Breakthrough for children: an end to discrimination at last
A breakthrough for children: an end to discrimination at last
Child Poverty Action Group is delighted that, at last, a major political party has shown it is serious about child poverty. "Labour's policies are a properly integrated and comprehensive beginning to the solution of this complex, multi-faceted problem " says CPAG's economics spokesperson, Associate Professor Susan St John.
"We are especially pleased that Labour has acknowledged that Working for Families discriminates against the poorest children, and that has had such serious consequences" says St John. Labour now acknowledges "…the In Work Tax Credit (IWTC) stigmatises beneficiary families, undervalues care, and keeps poor families' incomes unnecessarily low outweigh any remaining issues about work incentives." CPAG applauds this insight. The IWTC has been a huge injustice and is against the spirit of Human Rights legislation.

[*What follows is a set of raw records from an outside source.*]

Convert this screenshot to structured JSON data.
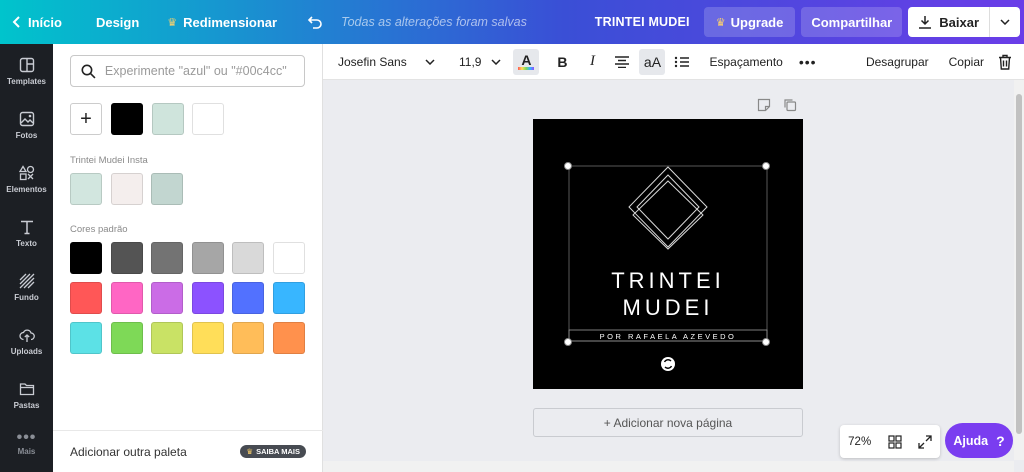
{
  "topbar": {
    "home": "Início",
    "design": "Design",
    "resize": "Redimensionar",
    "saved_status": "Todas as alterações foram salvas",
    "project_title": "TRINTEI MUDEI",
    "upgrade": "Upgrade",
    "share": "Compartilhar",
    "download": "Baixar"
  },
  "rail": {
    "items": [
      "Templates",
      "Fotos",
      "Elementos",
      "Texto",
      "Fundo",
      "Uploads",
      "Pastas",
      "Mais"
    ]
  },
  "panel": {
    "search_placeholder": "Experimente \"azul\" ou \"#00c4cc\"",
    "doc_colors": [
      "#000000",
      "#cfe4dc",
      "#ffffff"
    ],
    "brand_section": "Trintei Mudei Insta",
    "brand_colors": [
      "#d2e6df",
      "#f4eeed",
      "#c2d6d0"
    ],
    "default_section": "Cores padrão",
    "default_colors": [
      "#000000",
      "#545454",
      "#737373",
      "#a6a6a6",
      "#d9d9d9",
      "#ffffff",
      "#ff5757",
      "#ff66c4",
      "#cb6ce6",
      "#8c52ff",
      "#5271ff",
      "#38b6ff",
      "#5ce1e6",
      "#7ed957",
      "#c9e265",
      "#ffde59",
      "#ffbd59",
      "#ff914d"
    ],
    "footer_text": "Adicionar outra paleta",
    "footer_badge": "SAIBA MAIS"
  },
  "toolbar": {
    "font": "Josefin Sans",
    "size": "11,9",
    "spacing": "Espaçamento",
    "ungroup": "Desagrupar",
    "copy": "Copiar"
  },
  "canvas": {
    "title_line1": "TRINTEI",
    "title_line2": "MUDEI",
    "subtitle": "POR RAFAELA AZEVEDO",
    "add_page": "+ Adicionar nova página",
    "zoom": "72%",
    "help": "Ajuda"
  }
}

The policy to extend the IWTC which Labour says will start with those families with young children is absolutely critical. CPAG says "more money means more children will be fed properly and have the basics that currently they may get only from charity".
The IWTC and a change in tax means around $70-$80 per week extra will be paid to the poorest families. This will be effective in significantly reducing the depth of poverty among children.
CPAG challenges National to emulate the leadership shown by Labour and the Greens, Maori and Mana parties on this issue.
St John says: "As well as promoting a better educated workforce, fewer health problems and less crime, these policies will help to return New Zealand to what it once was: a great place to bring up children."